Coty hopes that the celebrity-backed business can help boost its sales and connect with younger shoppers under 35, a group that traditional makeup brands have struggled to reach. Coty’s other brands, including Max Factor makeup and Sally Hansen nail polish, have been around for decades.
Wendy Nicholson, an analyst at Citi Research, said that the deal could help Coty become a “faster growth company.” But she said a brand attached to a celebrity comes with risks, like the possibility that Jenner’s popularity could fade.
Coty said Monday that Jenner “is not a fad,” citing her brand’s growing sales and social media followers. Kylie Cosmetics brought in about $177 million in revenue in the last year, up 40% from the year before, the company said. And the brand’s Instagram followers grows by 7,000 a day.

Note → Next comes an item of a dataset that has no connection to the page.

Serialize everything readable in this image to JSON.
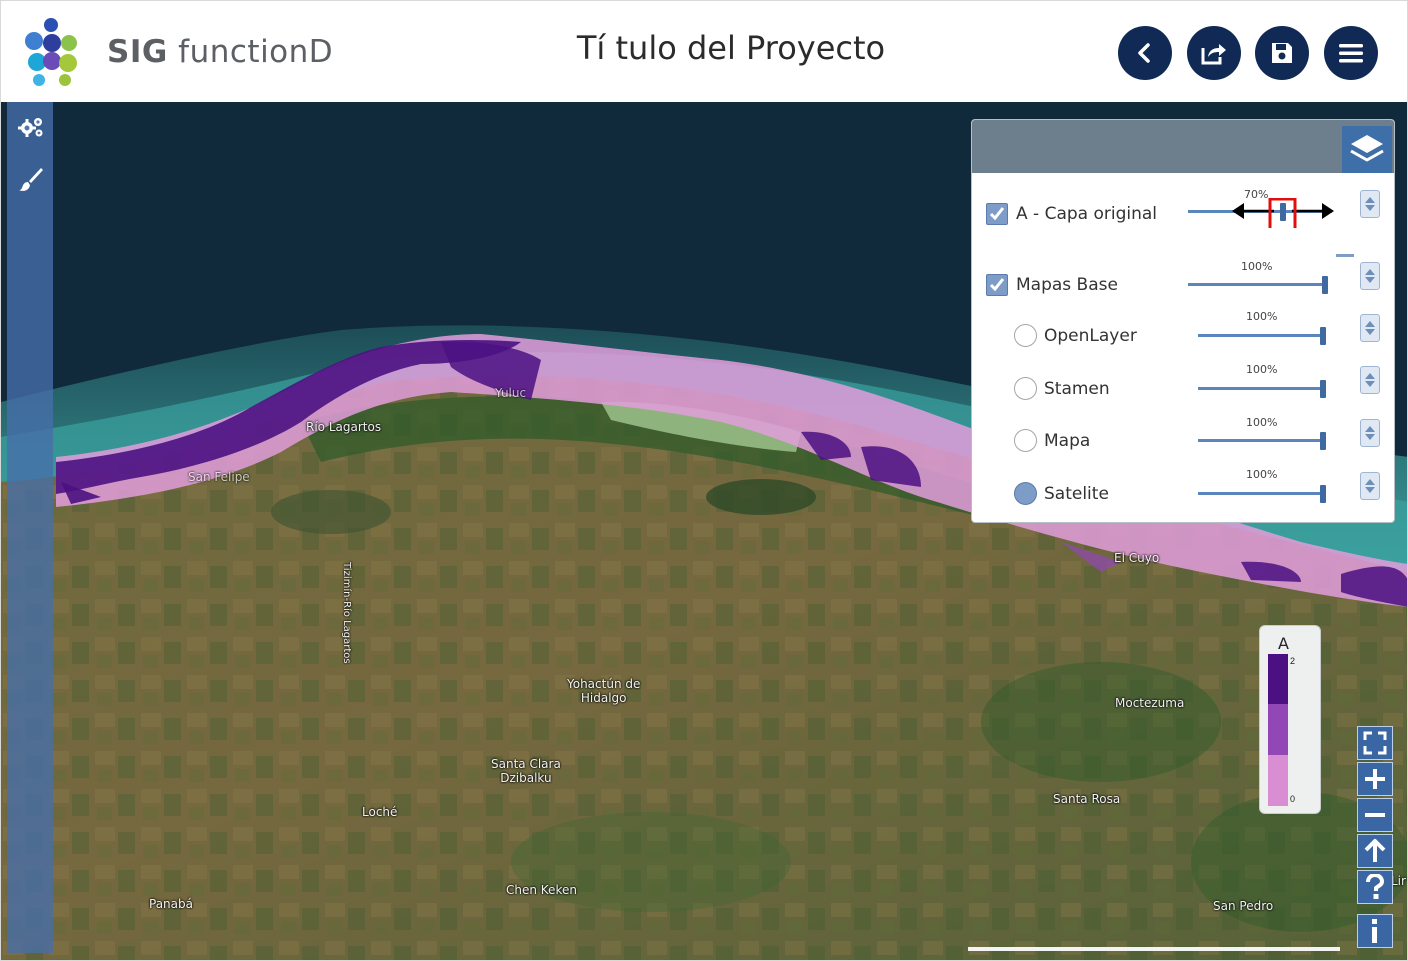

Jenner’s products were only sold online when it was first launched, but last year the brand struck a deal to sell its goods in 1,100 Ulta Beauty stores. Jenner expanded her empire earlier this year with Kylie Skin, a line of moisturizers, under eye creams and facial scrubs.
“I’m excited to partner with Coty to continue to reach even more fans of Kylie Cosmetics and Kylie Skin around the world,” Jenner said in a statement.